18. März 2004
Soll
die kurdische Bewegung rechtlos bleiben? Zum Tag der politischen
Gefangenen
Noch
immer verbüßen kurdische Aktivist(inn)en in deutschen
Gefängnissen jahrelange Haftstrafen. In den Urteilen werden
ihnen seit 1998 fast ausnahmslos Verstöße gegen §129
StGB (Mitgliedschaft in einer kriminellen Vereinigung) vorgeworfen.
Wenn
es die Absicht des Innenministers war, die kurdische Demokratiebewegung
mit dem §129 im öffentlichen Bewusstsein auf die Stufe
eines Drogenkartells oder Menschenhändlerringes zu stellen,
dann scheint dieses Kalkül aufgegangen zu sein.
Auch
die Verfolgungsmethoden gegen die kurdische Bewegung gleichen
immer mehr den sonst nur gegen Drogen- und Menschenhändlerringe
angewandten: umfassende Telefonüberwachung und Versuche,
Spitzel, Provokateure und Kronzeugen anzuwerben, gehören
zur Normalität.
Der
§129 gestattet die Bestrafung auch ohne konkrete Tatvorwürfe,
allein wegen der Zugehörigkeit zu einer von den Verfolgungsbehörden
als kriminell eingestuften Organisation, wovon durch die Oberlandesgerichte
noch heute extensiv Gebrauch gemacht wird.
Zusätzlich
müssen die wegen Landfriedensbruchs Verurteilten häufig
auch noch für die Kosten des Polizeieinsatzes bzw. für
Telefon-Abhörmaßnahmen aufkommen, in Einzelfällen
teilweise über 100.000 Euro betragen.

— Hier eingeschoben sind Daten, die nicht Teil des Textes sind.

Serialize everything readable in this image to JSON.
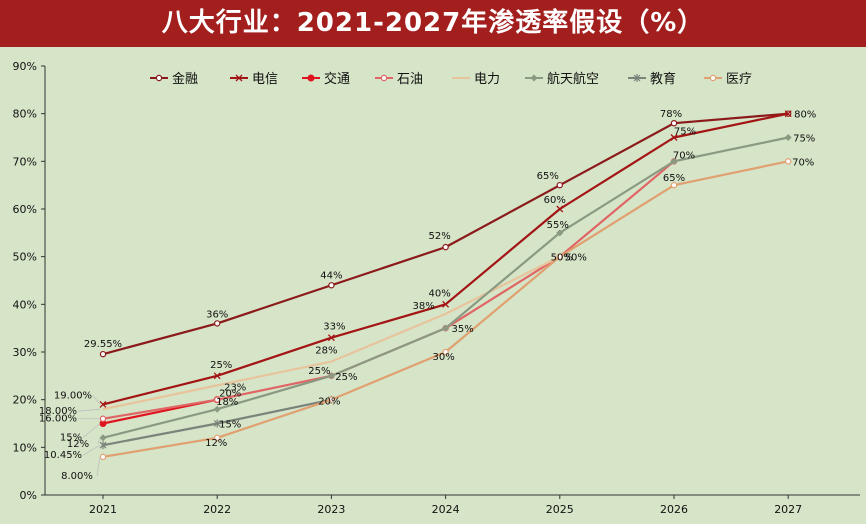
{
  "chart_data": {
    "type": "line",
    "title": "八大行业：2021-2027年渗透率假设（%）",
    "xlabel": "",
    "ylabel": "",
    "x": [
      "2021",
      "2022",
      "2023",
      "2024",
      "2025",
      "2026",
      "2027"
    ],
    "ylim": [
      0,
      90
    ],
    "yticks": [
      "0%",
      "10%",
      "20%",
      "30%",
      "40%",
      "50%",
      "60%",
      "70%",
      "80%",
      "90%"
    ],
    "legend_position": "top",
    "grid": false,
    "series": [
      {
        "name": "金融",
        "color": "#8b1a1a",
        "marker": "circle-open",
        "values": [
          29.55,
          36,
          44,
          52,
          65,
          78,
          80
        ],
        "labels": [
          "29.55%",
          "36%",
          "44%",
          "52%",
          "65%",
          "78%",
          "80%"
        ]
      },
      {
        "name": "电信",
        "color": "#a31515",
        "marker": "x",
        "values": [
          19,
          25,
          33,
          40,
          60,
          75,
          80
        ],
        "labels": [
          "19.00%",
          "25%",
          "33%",
          "40%",
          "60%",
          "75%",
          ""
        ]
      },
      {
        "name": "交通",
        "color": "#e0141e",
        "marker": "circle-filled",
        "values": [
          15,
          20,
          null,
          null,
          null,
          null,
          null
        ],
        "labels": [
          "",
          "",
          "",
          "",
          "",
          "",
          ""
        ]
      },
      {
        "name": "石油",
        "color": "#e06666",
        "marker": "circle-open",
        "values": [
          16,
          20,
          25,
          35,
          50,
          70,
          null
        ],
        "labels": [
          "16.00%",
          "20%",
          "25%",
          "35%",
          "50%",
          "",
          ""
        ]
      },
      {
        "name": "电力",
        "color": "#e8c49c",
        "marker": "none",
        "values": [
          18,
          23,
          28,
          38,
          50,
          null,
          null
        ],
        "labels": [
          "18.00%",
          "23%",
          "28%",
          "38%",
          "50%",
          "",
          ""
        ]
      },
      {
        "name": "航天航空",
        "color": "#8a9a82",
        "marker": "diamond",
        "values": [
          12,
          18,
          25,
          35,
          55,
          70,
          75
        ],
        "labels": [
          "12%",
          "18%",
          "25%",
          "",
          "55%",
          "70%",
          "75%"
        ]
      },
      {
        "name": "教育",
        "color": "#7a847a",
        "marker": "star",
        "values": [
          10.45,
          15,
          20,
          null,
          null,
          null,
          null
        ],
        "labels": [
          "10.45%",
          "15%",
          "",
          "",
          "",
          "",
          ""
        ]
      },
      {
        "name": "医疗",
        "color": "#e0a070",
        "marker": "circle-open",
        "values": [
          8,
          12,
          20,
          30,
          50,
          65,
          70
        ],
        "labels": [
          "8.00%",
          "12%",
          "20%",
          "30%",
          "",
          "65%",
          "70%"
        ],
        "extra_labels": [
          "15%"
        ]
      }
    ]
  }
}
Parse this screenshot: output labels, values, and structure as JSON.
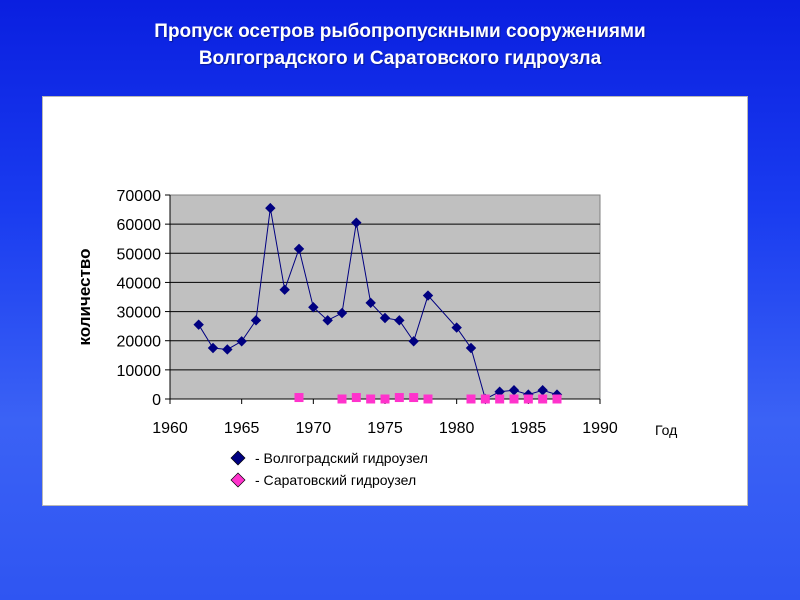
{
  "title": {
    "line1": "Пропуск осетров рыбопропускными сооружениями",
    "line2": "Волгоградского и Саратовского гидроузла"
  },
  "colors": {
    "background": "#1a3cf0",
    "plot_area": "#c0c0c0",
    "series1": "#000080",
    "series2": "#ff33cc"
  },
  "chart_data": {
    "type": "scatter",
    "xlabel": "Год",
    "ylabel": "количество",
    "xlim": [
      1960,
      1990
    ],
    "ylim": [
      0,
      70000
    ],
    "x_ticks": [
      1960,
      1965,
      1970,
      1975,
      1980,
      1985,
      1990
    ],
    "y_ticks": [
      0,
      10000,
      20000,
      30000,
      40000,
      50000,
      60000,
      70000
    ],
    "grid": "horizontal",
    "legend_position": "bottom",
    "series": [
      {
        "name": "- Волгоградский гидроузел",
        "marker": "diamond",
        "line": true,
        "color": "#000080",
        "points": [
          [
            1962,
            25500
          ],
          [
            1963,
            17500
          ],
          [
            1964,
            17000
          ],
          [
            1965,
            19800
          ],
          [
            1966,
            27000
          ],
          [
            1967,
            65500
          ],
          [
            1968,
            37500
          ],
          [
            1969,
            51500
          ],
          [
            1970,
            31500
          ],
          [
            1971,
            27000
          ],
          [
            1972,
            29500
          ],
          [
            1973,
            60500
          ],
          [
            1974,
            33000
          ],
          [
            1975,
            27800
          ],
          [
            1976,
            27000
          ],
          [
            1977,
            19800
          ],
          [
            1978,
            35500
          ],
          [
            1980,
            24500
          ],
          [
            1981,
            17500
          ],
          [
            1982,
            0
          ],
          [
            1983,
            2500
          ],
          [
            1984,
            3000
          ],
          [
            1985,
            1500
          ],
          [
            1986,
            3000
          ],
          [
            1987,
            1500
          ]
        ]
      },
      {
        "name": "- Саратовский гидроузел",
        "marker": "square",
        "line": false,
        "color": "#ff33cc",
        "points": [
          [
            1969,
            500
          ],
          [
            1972,
            0
          ],
          [
            1973,
            500
          ],
          [
            1974,
            0
          ],
          [
            1975,
            0
          ],
          [
            1976,
            500
          ],
          [
            1977,
            500
          ],
          [
            1978,
            0
          ],
          [
            1981,
            0
          ],
          [
            1982,
            0
          ],
          [
            1983,
            0
          ],
          [
            1984,
            0
          ],
          [
            1985,
            0
          ],
          [
            1986,
            0
          ],
          [
            1987,
            0
          ]
        ]
      }
    ]
  }
}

Trotz der Auflösung
der PKK und der Neugründung des der inneren und äußeren
Demokratisierung verschriebenen Kurdischen Volkskongresses (KONGRA-GEL)
wird dieser durch Innenminister Schily als illegale Nachfolgeorganisation
eingestuft, bleibt der rechtlose Status der kurdischen Bewegung
in Deutschland erhalten und kann die Repression je nach innen-
oder außenpolitischer Konstellation willkürlich verstärkt
oder abgeschwächt werden.
Die
Demokratisierung der kurdischen Gesellschaft und ihrer Bewegung
geschieht jedoch aus sich selbst heraus und ist tief in dieser
verwurzelt. Sie hat eine eigene Dynamik und folgt eigenen Zielen,
die nicht immer ins Konzept deutscher Interessenspolitik passen
oder sich ihr gar unterordnen lassen.
Deshalb
sind die Aufhebung des PKK-Verbots, ein Ende der Kriminalisierung
sowie eine freie und legale politische Betätigung von Kurdinnen
und Kurden nach wie vor Forderungen auch im Interesse der linken
und demokratischen Öffentlichkeit, und sollten von ihr unterstützt
werden. Die vollständige Erklärung finden Sie unter:
http://www.nadir.org/nadir/initiativ/azadi/presse/2004/03/05.htm
(Der
Internationale Tag der politischen Gefangenen wurde erstmals am
18. März 1923 ausgerufen. Auf diese Weise sollte das Bewusstsein
für die Lage der Gefangenen erzeugt und die Solidarität
mit ihnen weltweit verankert werden. 1933 wurde dieser Tag von
den Nazis verboten. Seit 1996 wird der 18. März in Deutschland
wieder als Tag der Solidarität mit den politischen Gefangenen
propagiert.)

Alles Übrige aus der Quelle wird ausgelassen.